Secondly, another obstacle is finding the time to play. Even the shortest game of Civ requires a time investment and nobody can do it in breaks between other things. If you don't have at least half an hour of 100% concentrated attention at your disposal, it doesn't make sense even to start. LongTurn, on the other hand, can be played relatively casually and, if you can't spare a large block of time, it can be played in small chunks throughout the day. So, basically, if you are a working adult with a number of responsibilities, but you would still like to play a world leader in your favourite game, and do it with or against other people, this is the variant you want to play.

Thirdly, unlike the short and fast games usually played on FreeCiv servers arount the net, you have a lot of time at your disposal to think through your every move, investigate every line of research and analyse everything you weren't able to analyse if you were playing a fast game.

Fourthly, and for me this is the most important aspect of LongTurn, diplomacy is a blast. You can make alliances, negotiate detailed deals, squabble about individual tiles, twist arms, weasle out of agreements in a way you were never able to if you were playing fast multiplayer or just ordinary single-player games. And you have all the time in the world to negotiate, persuade and find the right words to do so.


How to join

Longturn.net games are starting a few times per year in roughly regular intervals, although there is no rule. They are announced well ahead and registrations are usually open roughly a month ahead. To play a Longturn.net game you need to do three things:

1. Install a Freeciv native client. This can be found at Freeciv.org. Usually a game will be run on the newest version of server/client, but not always (for various reasons). Sometimes you may need to download and install an older version of the client. Older versions of Freeciv are also available on the Download page of Freeciv.org. Information about which Freeciv version is required for a particular LT game should be readily available on the game page (top right).

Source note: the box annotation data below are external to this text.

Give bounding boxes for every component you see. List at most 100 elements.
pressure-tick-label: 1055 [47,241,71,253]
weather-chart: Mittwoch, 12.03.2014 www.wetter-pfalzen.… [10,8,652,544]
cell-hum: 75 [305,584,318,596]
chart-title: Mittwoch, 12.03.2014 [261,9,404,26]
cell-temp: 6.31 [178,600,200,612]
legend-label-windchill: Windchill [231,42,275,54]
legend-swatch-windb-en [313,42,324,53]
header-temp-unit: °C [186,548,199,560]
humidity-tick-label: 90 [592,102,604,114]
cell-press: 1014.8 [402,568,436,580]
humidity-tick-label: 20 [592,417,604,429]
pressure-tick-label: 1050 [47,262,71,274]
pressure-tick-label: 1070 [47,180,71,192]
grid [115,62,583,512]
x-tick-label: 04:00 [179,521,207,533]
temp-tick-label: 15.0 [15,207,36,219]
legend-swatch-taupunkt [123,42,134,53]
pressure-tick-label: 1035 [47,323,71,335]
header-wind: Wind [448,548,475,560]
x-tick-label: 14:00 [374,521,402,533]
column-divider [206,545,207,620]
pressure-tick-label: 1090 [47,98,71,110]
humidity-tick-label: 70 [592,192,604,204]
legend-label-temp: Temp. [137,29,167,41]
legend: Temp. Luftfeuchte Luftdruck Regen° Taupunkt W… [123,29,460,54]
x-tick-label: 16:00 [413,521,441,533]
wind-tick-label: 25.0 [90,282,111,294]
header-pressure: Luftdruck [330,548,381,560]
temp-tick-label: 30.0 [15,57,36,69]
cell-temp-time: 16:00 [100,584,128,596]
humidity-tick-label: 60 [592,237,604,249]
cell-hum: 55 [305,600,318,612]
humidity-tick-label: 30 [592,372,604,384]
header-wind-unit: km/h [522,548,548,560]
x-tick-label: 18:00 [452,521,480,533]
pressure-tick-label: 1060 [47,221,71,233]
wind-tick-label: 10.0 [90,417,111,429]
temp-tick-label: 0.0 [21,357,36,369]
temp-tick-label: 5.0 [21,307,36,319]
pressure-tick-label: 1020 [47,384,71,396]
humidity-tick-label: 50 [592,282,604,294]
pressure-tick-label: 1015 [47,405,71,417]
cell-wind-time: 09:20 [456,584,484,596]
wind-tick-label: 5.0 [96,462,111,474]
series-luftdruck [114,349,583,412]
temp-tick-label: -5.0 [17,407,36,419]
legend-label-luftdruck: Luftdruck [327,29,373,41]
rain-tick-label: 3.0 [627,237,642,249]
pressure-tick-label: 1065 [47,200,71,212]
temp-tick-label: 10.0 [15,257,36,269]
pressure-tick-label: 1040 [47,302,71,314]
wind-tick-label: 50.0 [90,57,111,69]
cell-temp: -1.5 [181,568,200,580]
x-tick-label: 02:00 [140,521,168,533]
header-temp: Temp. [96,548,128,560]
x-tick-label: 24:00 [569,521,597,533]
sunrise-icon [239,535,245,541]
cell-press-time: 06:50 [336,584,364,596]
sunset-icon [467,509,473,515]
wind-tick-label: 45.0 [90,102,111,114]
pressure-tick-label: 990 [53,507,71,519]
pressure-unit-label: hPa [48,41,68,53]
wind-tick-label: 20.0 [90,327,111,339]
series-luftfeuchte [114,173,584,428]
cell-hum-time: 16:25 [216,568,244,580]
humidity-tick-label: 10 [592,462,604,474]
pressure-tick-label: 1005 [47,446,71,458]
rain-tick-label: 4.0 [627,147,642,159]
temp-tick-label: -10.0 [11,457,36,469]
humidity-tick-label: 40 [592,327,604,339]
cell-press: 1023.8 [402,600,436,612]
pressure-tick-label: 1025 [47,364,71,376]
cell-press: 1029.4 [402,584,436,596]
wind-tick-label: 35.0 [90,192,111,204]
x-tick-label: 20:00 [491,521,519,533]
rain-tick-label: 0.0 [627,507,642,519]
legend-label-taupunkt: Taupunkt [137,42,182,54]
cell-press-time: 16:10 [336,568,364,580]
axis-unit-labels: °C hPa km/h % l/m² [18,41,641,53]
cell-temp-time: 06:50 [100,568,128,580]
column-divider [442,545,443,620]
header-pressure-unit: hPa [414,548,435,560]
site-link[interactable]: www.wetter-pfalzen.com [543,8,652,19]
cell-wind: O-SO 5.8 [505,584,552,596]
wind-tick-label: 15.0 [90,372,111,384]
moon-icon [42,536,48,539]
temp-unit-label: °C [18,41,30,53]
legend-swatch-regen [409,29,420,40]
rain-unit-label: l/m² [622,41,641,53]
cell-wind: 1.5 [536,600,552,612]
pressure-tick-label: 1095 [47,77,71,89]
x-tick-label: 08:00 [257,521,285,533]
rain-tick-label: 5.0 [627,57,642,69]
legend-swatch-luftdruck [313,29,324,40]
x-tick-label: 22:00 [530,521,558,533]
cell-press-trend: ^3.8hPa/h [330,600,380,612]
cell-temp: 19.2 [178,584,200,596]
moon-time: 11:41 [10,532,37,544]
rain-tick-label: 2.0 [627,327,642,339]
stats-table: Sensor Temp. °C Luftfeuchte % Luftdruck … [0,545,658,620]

2. Register at Longturn.net (this site).

3. Sign up for the game when registrations are open AND confirm participation a few days before it actually starts. You need to do BOTH otherwise you will not be able to play the game. This is a measure to reduce the amount of idler as much as possible.


History of Longturn

The first game, now called LT0 was started around 2004 on the Polish Civilization fanpage civ.org.pl. You can read about the first game here: http://www.civ.org.pl/freeciv/Slow/slow-eng.php. It was decided that the game is a bit too slow paced, so a new 3X movement ruleset was devised - basically, all units had their movement points and vision radius trippled.

The first game administrators were LoD (LT0), Gislan (LT1, LT2) and Lo'oris (LT3). Ever since LT4 Longturn was cared for by maho, and the games were hosted on his server, pagema.net. At the beginning of 2011 maho resigned from his post, and akfaew took over.


Types of game

There are three main types of gameplay:

LTeX

Experimental games are designed to test new features and new Freeciv versions. After a new version of Freeciv is released, an experimental game is started. Regular games will be based on the rulesets of an experimental game. New players can be spawned into an experimental game at any time. Their starting technology and units are based on the average of existing players. Because of this, there are no winners or losers. Longturn has some custom patches for the server. Before a patch can be accepted, it has to be tested in an experimental game.

Team game

In a team game, you and your team mates fight against other teams. Diplomacy between teams is disabled. Team science is shared. Only one team can be victorious.

Teamless

In teamless (Free For All) games the key to victory is diplomacy. In order not to be left behind with technology, players need to quickly form alliances.